The mystery of negative arithmetic right shift and logical right shift in JavaScript _javascript skills

The arithmetic right shift and logical right shift of negative numbers in JavaScript are very confusing, especially the logical right shift >>&gt, you will find that even a very small negative number, after the right shift, will also get a huge amount, this is why?

Originally in the logical right shift symbol bit will move to the right along with the whole, so that is the equivalent of unsigned number of move, and finally get a positive, because the symbol bit does not exist. First, the logical right shift produces a number of 32 digits, then the negative sign bit is 1, which means that the position from 32nd to the sign bit is filled by 1, so does that count to be small? For example-1, the logical right shift 0-bit representation is 1111 1111 1111 1111, 1111 1111 1111, Such numbers are treated as positive numbers! So the 1 logic right shift n bit, the final result is all 1!

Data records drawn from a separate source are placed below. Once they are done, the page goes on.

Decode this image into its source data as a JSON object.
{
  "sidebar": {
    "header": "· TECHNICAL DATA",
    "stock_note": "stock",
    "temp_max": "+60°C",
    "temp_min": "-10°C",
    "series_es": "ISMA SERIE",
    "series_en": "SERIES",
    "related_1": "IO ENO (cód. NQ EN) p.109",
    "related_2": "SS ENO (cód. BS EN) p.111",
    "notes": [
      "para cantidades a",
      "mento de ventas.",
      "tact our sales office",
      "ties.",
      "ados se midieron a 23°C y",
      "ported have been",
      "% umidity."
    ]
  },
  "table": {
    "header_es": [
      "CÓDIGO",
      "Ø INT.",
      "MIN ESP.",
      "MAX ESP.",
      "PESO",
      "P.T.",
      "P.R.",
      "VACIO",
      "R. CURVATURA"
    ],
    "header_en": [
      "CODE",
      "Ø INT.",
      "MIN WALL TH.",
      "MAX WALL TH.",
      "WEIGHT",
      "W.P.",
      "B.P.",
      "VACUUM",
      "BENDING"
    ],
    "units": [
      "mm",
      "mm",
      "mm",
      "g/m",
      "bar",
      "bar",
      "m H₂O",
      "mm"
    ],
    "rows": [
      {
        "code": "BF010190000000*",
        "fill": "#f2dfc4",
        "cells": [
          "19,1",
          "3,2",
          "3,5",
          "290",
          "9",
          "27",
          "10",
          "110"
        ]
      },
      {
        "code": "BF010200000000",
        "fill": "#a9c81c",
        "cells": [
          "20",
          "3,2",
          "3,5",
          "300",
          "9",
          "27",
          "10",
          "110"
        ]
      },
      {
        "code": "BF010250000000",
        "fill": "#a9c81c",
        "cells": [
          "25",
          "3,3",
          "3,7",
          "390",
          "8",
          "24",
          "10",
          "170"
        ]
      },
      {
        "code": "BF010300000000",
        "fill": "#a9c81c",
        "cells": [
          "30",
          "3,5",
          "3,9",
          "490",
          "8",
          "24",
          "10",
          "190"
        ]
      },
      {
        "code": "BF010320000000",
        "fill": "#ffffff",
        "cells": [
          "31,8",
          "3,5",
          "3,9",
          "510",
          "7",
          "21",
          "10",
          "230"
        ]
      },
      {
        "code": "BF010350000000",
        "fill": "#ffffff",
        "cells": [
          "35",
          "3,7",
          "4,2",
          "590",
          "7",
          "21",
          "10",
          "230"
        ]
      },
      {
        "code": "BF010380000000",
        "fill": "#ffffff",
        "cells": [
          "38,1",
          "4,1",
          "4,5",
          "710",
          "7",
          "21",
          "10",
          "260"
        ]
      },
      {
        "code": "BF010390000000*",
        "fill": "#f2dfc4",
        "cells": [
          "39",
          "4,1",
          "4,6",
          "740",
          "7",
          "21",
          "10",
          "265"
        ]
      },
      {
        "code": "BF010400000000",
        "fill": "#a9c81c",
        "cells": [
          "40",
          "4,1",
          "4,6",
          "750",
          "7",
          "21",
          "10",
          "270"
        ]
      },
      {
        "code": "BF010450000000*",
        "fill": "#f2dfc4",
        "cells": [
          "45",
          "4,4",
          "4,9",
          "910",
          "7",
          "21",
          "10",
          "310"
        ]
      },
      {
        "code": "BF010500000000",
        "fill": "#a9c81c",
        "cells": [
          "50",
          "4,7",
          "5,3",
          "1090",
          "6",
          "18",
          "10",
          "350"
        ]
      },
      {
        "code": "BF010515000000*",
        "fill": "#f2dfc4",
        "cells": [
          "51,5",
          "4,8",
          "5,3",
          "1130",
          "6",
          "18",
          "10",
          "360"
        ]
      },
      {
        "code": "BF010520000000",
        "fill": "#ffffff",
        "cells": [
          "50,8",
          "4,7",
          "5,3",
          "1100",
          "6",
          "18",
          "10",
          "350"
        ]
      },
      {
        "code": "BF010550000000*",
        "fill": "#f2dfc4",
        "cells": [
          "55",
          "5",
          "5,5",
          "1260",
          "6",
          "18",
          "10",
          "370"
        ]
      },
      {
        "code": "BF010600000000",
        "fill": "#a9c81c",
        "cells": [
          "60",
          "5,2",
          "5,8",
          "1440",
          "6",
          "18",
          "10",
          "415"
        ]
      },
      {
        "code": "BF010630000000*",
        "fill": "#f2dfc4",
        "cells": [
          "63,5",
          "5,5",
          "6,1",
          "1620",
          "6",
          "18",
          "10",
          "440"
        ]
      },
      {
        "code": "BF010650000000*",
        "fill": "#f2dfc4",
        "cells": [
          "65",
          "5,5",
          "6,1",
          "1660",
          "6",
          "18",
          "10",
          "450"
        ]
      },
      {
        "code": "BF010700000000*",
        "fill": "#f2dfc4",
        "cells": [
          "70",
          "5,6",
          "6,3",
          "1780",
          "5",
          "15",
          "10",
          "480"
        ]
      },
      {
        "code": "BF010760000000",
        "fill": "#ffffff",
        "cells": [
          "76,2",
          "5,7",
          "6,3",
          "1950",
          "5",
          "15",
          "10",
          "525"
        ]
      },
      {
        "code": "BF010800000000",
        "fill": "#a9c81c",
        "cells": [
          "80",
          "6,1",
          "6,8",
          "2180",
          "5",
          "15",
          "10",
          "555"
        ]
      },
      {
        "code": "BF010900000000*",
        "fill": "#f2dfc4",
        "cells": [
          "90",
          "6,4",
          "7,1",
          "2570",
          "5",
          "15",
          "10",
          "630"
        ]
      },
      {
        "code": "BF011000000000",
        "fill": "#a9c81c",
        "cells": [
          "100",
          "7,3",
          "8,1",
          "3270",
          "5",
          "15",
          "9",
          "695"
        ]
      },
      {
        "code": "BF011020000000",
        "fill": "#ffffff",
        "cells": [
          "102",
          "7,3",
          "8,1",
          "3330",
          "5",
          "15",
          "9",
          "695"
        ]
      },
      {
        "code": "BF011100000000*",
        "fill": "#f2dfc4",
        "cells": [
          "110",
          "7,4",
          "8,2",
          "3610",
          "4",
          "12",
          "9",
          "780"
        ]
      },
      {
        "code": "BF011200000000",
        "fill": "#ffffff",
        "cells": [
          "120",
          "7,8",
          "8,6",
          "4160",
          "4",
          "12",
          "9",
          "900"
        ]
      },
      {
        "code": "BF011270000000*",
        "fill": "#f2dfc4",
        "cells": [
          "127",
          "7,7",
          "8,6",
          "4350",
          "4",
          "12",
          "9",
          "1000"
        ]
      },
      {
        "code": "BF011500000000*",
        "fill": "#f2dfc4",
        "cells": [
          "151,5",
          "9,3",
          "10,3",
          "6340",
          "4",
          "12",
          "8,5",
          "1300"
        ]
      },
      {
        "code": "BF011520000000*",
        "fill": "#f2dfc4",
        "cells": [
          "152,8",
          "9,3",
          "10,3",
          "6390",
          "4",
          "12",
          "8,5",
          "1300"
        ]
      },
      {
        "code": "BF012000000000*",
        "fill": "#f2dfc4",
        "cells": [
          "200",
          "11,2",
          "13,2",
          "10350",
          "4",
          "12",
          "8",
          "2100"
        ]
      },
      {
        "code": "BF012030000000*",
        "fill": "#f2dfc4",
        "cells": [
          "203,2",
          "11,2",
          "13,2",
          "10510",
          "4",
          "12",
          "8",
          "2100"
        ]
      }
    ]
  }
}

The left shift operation retains the sign bit of the number. For example, if you move 2 to the left 5 digits, you get 64 instead of 64. is the symbol still stored in the 32nd bit? "Yes, but this is done in the background of ECMAScript, and developers cannot access the 32nd digit directly." Even a negative number in the form of an output binary string is shown as a minus sign (for example,-2 will show-10). ）

A signed right shift operation

The signed right shift operator is represented by a two greater-than number (< $lt;). It shifts all the digits in a 32-digit number to the right, while preserving the symbol (plus or minus) for that number. The signed right shift operator is exactly the opposite of the left shift operation. For example, moving 64 to the right 5-bit will change to 2:

var iOld = 64; equals binary 1000000
var iNew = iOld >> 5; is equal to binary 100 in 2. Also, moving a digit creates an empty space. This time, the vacancy is located to the left of the number, but after the symbol bit. ECMAScript fills these vacancies with the value of the symbol bit, creating the full number, as shown in the following figure:

unsigned Right shift operation

The unsigned Right shift operator is represented by three greater-than sign (>>>), which moves all digits of the unsigned 32-digit integer right. For positive numbers, the result of the unsigned Right shift operation is the same as the signed right shift operation.

With the example in a signed right shift operation, move 64 to the right 5 bit, and it will become 2:

The unsigned Right shift operation fills all vacancies with 0. For positive numbers, this is the same as the operation of a signed right shift operation, while negative numbers are treated as positive numbers.

Because the result of an unsigned right shift operation is a 32-bit positive number, the unsigned right shift of negative numbers is always a very large digit. For example, if you move 64 to the right 5 digits, you get 134217726. What if you get the results?

To do this, you need to convert this number to an unsigned equivalent (although the number itself is still signed), you can get this form by using the following code:

var iUnsigned64 = -64 >>> 0;

Then, using the number type toString () to get its real bit representation, the base is 2: The code is as follows:

Alert (iunsigned64.tostring (2));

This generates 11111111111111111111111111000000, the binary complement representation of the signed integer-64, but it equals unsigned integer 4294967232.

For this reason, use the unsigned right shift operator with care.

Now let's say the arithmetic of negative numbers right shift &GT;&GT:

We found -9>>2=-3, why-3?

First sign bit is invariant, do not participate in the right shift, and then in the process of 9 to the right, the lowest bit is 1, then the lowest bit after the right shift is still 1! This is very strange.